# Wagner vs Mussorgsky vs Debussy



## Richannes Wrahms (Jan 6, 2014)

From a previous poll.


----------



## Manxfeeder (Oct 19, 2010)

Apparently Boris is not Goodenuv.


----------



## Rogerx (Apr 27, 2018)

Bizarre question


----------



## Richannes Wrahms (Jan 6, 2014)

Rogerx said:


> Bizarre question


The link is Debussy.


----------



## Red Terror (Dec 10, 2018)

Boris Godunov doesn't belong here. This is really about Pelléas vs. Parsifal and I voted for the former because, as much as I like Wagner, Debussy is higher up in my top 10. 

:tiphat:


----------



## Woodduck (Mar 17, 2014)

Richannes Wrahms said:


> The link is Debussy.


Please accept an A+ for solving the riddle we didn't know you had posed.


----------



## Red Terror (Dec 10, 2018)

Woodduck said:


> Please accept an A+ for solving the riddle we didn't know you had posed.


Wodduck - crucifying TalkCalssical members since 2014.


----------



## Woodduck (Mar 17, 2014)

^^^ Why, thank you, Terror!

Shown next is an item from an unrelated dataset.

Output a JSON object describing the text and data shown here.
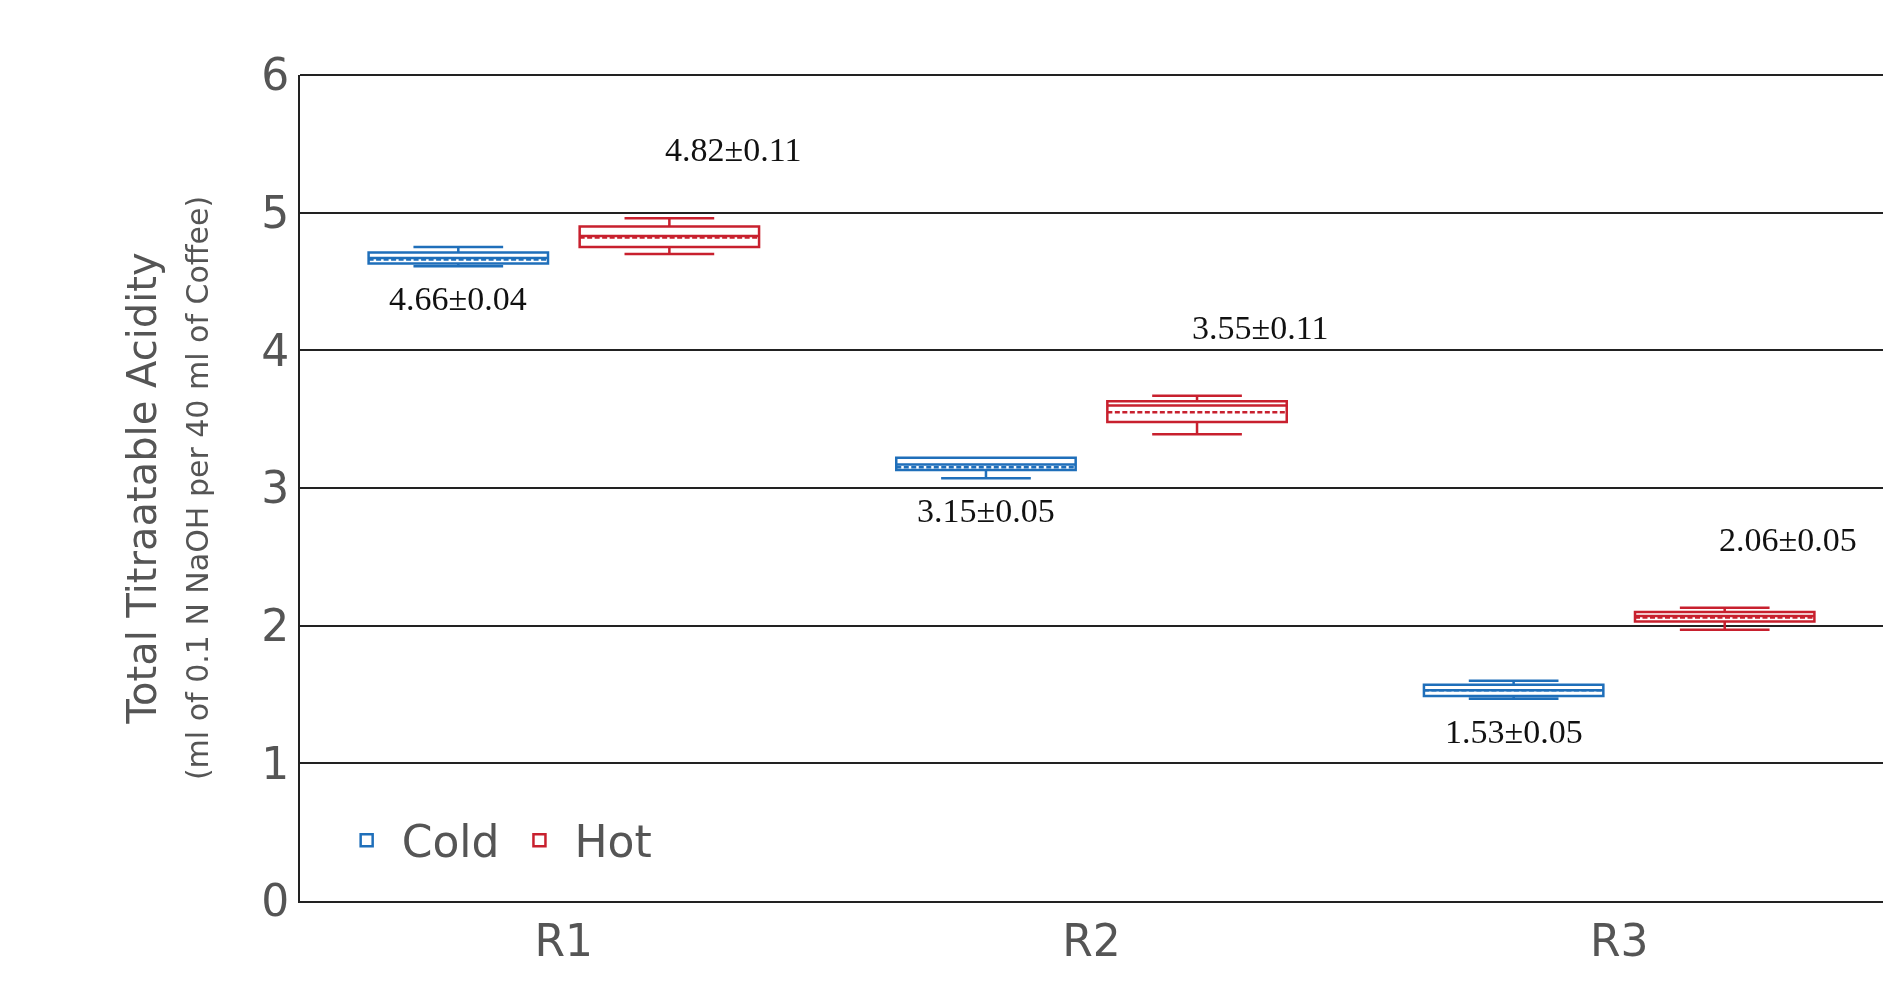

Actually, RW's post was a hint, and mine was an acknowledgement. Debussy was strongly influenced in composing _Pelleas_ by both _Parsifal_ and _Boris_. That makes him a link between Wagner and Mussorgsky.


----------



## Rogerx (Apr 27, 2018)

Richannes Wrahms said:


> The link is Debussy.


In that case: Pelléas et Mélisande.


----------



## NLAdriaan (Feb 6, 2019)

Debussy wins the game, as in Patisserie vs Bratwurst


----------



## annaw (May 4, 2019)

NLAdriaan said:


> Debussy wins the game, as in Patisserie vs Bratwurst


Bratwurst might still be preferred  .


----------



## NLAdriaan (Feb 6, 2019)

annaw said:


> Bratwurst might still be preferred  .


Of course, there is no absolute taste.


----------



## Richannes Wrahms (Jan 6, 2014)

I do think Boris, at least musically, deserves more recognition.


----------



## Woodduck (Mar 17, 2014)

Richannes Wrahms said:


> I do think Boris, at least musically, deserves more recognition.


Boris is a great opera, but its popularity may be affected by the fact that it lacks a clear and definitive musical and dramatic shape. We knew it mainly through Rimsky-Korsakov's version until recent decades, but Mussorgsky himself revised it, and a production has to decide which version or versions to use, which scenes to include, and in what order to play them. For example, do we include the "Polish act," which could be felt as something of a distraction but does provide a nice female role? How much relative emphasis do we give to the Russian people, the politics of the period, and Boris himself? The opera tends to come off as a series of tableaus rather than a tightly structured plot. It also needs a powerful, charismatic bass for the title role. Given these problems, I think it's a tribute to Mussorgsky's musical genius that the opera is performed as often as it is.


----------



## Barbebleu (May 17, 2015)

Red Terror said:


> Wodduck - crucifying TalkCalssical members since 2014.


Only those who warrant it!


----------



## MarkW (Feb 16, 2015)

I love both Peleas and Boris; Parsifal less so (sorry Woodduck). I have to admit to a guilty pleasure fondness for Karajan's recording, which both conflates both versions and uses Rimsky's orchestration (very un-PC on two levels), but any recording that has both Nikolai Ghiarov and Marti Talvela is like going to a restaurant and having Filet Mignon with Prime Rib on the side.


----------